At the Financial Times, Paul Woolley explains a troubling phenomenon in investing that he calls “the curse of the benchmarks.” He writes:
All investing boils down to a choice of two distinct strategies implemented in a variety of ways. One is buying securities that are priced cheaply in relation to their expected future cash flows, which is what everyone assumes is done with their savings.
Bizarrely, the other is almost the exact opposite: buying securities whose prices have recently been on the rise or that have already gone up most, both without reference to fundamental value. Another version of this, though present on a lesser scale, is selling assets that have recently been going down in price.
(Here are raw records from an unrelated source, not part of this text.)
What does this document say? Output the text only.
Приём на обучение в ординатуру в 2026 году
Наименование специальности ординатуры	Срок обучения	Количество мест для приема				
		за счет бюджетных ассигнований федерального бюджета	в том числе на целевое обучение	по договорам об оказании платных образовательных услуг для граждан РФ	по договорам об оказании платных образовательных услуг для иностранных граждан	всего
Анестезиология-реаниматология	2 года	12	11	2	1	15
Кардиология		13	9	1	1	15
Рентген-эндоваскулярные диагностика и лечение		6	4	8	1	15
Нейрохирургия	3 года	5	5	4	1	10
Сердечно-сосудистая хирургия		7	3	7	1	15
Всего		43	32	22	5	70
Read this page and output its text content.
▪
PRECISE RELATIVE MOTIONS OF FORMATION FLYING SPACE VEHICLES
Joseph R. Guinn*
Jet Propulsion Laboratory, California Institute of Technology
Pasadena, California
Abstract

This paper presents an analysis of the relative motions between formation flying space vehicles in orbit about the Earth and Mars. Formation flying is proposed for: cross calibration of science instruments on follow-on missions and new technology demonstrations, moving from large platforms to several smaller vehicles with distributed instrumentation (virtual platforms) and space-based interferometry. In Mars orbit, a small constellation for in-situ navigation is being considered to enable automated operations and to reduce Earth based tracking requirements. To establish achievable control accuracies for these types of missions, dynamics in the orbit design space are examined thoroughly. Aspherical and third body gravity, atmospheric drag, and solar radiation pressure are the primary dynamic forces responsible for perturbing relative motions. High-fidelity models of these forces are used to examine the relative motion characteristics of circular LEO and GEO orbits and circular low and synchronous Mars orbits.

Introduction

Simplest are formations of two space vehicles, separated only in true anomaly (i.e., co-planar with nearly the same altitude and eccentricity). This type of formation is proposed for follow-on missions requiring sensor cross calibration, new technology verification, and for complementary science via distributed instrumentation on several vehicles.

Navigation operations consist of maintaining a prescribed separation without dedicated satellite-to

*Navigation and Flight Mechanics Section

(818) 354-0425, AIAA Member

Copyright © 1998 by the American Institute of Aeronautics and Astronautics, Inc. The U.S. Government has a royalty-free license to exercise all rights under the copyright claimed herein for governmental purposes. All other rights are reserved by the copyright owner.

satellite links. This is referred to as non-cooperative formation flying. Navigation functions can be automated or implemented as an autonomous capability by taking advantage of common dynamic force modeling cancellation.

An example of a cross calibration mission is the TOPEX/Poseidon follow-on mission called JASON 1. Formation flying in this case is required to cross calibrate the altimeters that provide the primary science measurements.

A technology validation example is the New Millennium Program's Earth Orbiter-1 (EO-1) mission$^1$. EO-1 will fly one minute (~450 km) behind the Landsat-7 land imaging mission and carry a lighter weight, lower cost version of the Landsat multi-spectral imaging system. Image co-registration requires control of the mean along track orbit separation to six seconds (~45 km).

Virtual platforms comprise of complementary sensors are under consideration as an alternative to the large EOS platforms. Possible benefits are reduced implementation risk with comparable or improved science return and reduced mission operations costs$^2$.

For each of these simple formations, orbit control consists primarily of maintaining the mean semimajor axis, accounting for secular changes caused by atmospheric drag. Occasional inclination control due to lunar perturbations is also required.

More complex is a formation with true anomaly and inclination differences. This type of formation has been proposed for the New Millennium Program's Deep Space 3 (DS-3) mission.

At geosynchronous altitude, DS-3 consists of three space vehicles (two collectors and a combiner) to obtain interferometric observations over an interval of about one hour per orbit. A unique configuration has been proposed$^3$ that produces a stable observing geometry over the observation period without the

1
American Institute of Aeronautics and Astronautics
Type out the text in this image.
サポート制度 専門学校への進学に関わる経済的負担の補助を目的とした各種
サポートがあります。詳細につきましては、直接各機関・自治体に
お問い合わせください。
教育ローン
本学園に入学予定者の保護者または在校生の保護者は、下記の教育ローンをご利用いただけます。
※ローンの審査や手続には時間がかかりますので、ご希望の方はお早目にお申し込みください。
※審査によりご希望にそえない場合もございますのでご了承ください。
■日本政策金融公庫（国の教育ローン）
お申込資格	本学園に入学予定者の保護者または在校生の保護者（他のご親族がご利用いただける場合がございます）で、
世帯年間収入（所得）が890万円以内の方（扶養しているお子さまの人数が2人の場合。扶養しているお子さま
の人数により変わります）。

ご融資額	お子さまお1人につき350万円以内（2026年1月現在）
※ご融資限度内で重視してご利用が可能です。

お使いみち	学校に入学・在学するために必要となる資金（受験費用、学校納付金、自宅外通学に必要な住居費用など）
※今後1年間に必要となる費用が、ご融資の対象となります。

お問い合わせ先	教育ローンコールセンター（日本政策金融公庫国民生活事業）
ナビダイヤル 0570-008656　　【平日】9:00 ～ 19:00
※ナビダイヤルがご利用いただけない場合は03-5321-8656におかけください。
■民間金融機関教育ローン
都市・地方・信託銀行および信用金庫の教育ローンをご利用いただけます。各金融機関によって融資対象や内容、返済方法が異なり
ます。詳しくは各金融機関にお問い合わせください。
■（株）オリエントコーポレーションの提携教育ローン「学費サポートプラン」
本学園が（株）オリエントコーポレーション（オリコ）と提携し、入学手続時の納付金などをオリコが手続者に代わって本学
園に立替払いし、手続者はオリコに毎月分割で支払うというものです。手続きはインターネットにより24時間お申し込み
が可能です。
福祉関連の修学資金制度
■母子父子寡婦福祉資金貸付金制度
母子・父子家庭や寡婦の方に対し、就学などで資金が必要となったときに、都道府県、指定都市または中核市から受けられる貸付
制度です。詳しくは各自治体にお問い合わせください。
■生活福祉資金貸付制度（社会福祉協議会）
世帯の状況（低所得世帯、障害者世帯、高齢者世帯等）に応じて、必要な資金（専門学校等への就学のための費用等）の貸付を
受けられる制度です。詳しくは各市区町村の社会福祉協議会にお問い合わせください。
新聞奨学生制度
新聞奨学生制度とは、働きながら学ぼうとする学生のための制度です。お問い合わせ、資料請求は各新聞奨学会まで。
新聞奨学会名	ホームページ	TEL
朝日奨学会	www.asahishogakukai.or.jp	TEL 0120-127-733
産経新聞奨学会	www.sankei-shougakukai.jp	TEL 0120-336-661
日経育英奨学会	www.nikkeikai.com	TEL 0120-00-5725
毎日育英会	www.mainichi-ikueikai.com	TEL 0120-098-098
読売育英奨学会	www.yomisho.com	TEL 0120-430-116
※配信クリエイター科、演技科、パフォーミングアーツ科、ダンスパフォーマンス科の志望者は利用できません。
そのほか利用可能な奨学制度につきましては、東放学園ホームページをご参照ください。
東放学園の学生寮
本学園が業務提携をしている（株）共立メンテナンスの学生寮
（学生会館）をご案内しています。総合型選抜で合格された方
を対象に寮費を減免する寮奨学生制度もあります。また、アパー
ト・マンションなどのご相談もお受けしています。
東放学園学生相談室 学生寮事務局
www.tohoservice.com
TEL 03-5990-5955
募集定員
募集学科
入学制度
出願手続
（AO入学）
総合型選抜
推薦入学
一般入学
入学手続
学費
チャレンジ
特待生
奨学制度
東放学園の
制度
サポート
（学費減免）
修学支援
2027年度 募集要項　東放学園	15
This second strategy has its origins in what might justifiably be termed “the curse of the benchmarks”. Most large funds delegate to external asset managers by setting index benchmarks, often with limits on how far returns should stray from the index return. Benchmarking is now shown to amplify mispricing by forcing managers to chase prices instead of fundamental value.
Trend-riding momentum investors successfully game this response, pushing prices higher knowing that benchmarkers are likely to come along later and be prepared to pay more. Price-only investing explains much of what is going wrong in financial markets. It is also the essence of short-termism.
When investors obsess about prices, corporate bosses are encouraged to do the same. With the added incentive of early-exercise stock options, they seek to maximise the company’s share price instead of building the business for the future. Among the ways to do that are reducing capital expenditure and research and development, focusing on quick pay-off projects, share buybacks and raised debt levels.